Walt Harrison, president of the University of Hartford and chairman of the Committee on Academic Performance, said that colleges on average have Graduation Success Rates that are about 13 to 15 percent higher than their federal rates, although individual teams and institutions might see their rates fluctuate down as well as up.
While Harrison said he believed the new rate offers a "more accurate depiction" of how institutions are doing at graduating students than the federal rate does, he discouraged college officials from any tendency they might feel to use the new, higher rates to suggest that college sports programs "are doing much better than everybody said we are" at graduating their athletes.

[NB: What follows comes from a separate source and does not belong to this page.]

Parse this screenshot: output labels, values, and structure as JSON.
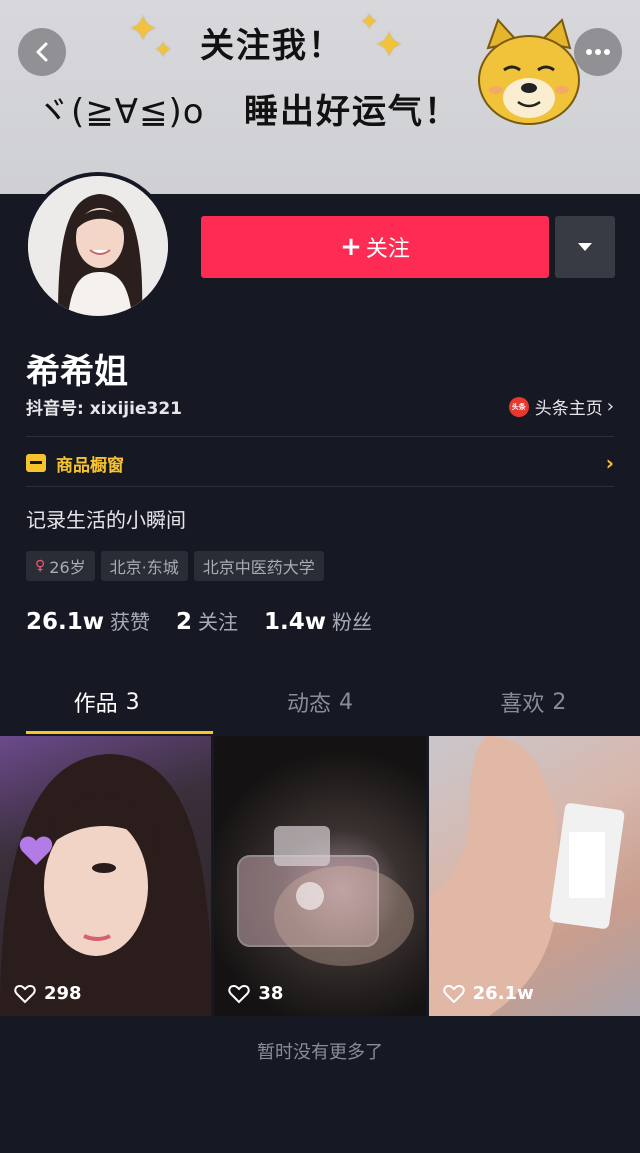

Members of the Knight panel expressed some concern about statistics showing that the NCAA is giving waivers to more than half of the athletes who have sought exemptions from the NCAA's new academic standards for freshman athletes, which are steadily increasing the number of core courses athletes must have taken in high school. "The scope of waivers at some point undercuts the legitimacy of the whole system," said Michael B. Adams, president of the University of Georgia. Kevin Lennon, the NCAA's vice president for membership services, warned that the number of athletes (and institutions) seeking waivers could "spike" even higher as the core course requirement rises from 14 this year to 16 by 2008.

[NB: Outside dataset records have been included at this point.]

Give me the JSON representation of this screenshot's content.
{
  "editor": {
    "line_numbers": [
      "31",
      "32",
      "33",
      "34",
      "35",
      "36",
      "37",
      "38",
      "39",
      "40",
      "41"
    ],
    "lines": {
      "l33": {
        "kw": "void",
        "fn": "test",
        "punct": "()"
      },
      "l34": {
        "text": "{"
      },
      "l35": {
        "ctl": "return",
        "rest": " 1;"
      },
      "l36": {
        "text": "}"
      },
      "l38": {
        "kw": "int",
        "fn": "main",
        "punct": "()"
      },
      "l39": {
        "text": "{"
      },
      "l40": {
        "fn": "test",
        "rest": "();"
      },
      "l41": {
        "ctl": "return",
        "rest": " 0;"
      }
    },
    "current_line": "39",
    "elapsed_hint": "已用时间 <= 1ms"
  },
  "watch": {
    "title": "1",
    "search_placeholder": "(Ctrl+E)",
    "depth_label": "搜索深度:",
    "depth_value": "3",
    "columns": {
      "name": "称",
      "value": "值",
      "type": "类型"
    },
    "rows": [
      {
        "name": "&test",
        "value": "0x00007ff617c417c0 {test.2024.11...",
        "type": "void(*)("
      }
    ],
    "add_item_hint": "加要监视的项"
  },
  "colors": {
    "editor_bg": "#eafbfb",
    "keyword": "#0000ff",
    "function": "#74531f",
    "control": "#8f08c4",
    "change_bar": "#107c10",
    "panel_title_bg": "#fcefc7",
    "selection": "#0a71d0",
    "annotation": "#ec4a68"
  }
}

The Knight Commission also announced Tuesday that it would sponsor a January summit on the "collegiate athletic experience" at George Washington University, in which it would solicit the views of current and former athletes. "While we have been successful in advocating for academic reform," said R. Gerald Turner, president of Southern Methodist University and vice chairman of the Knight panel, "we want to ensure that the people who matter most in this process are included as active participants."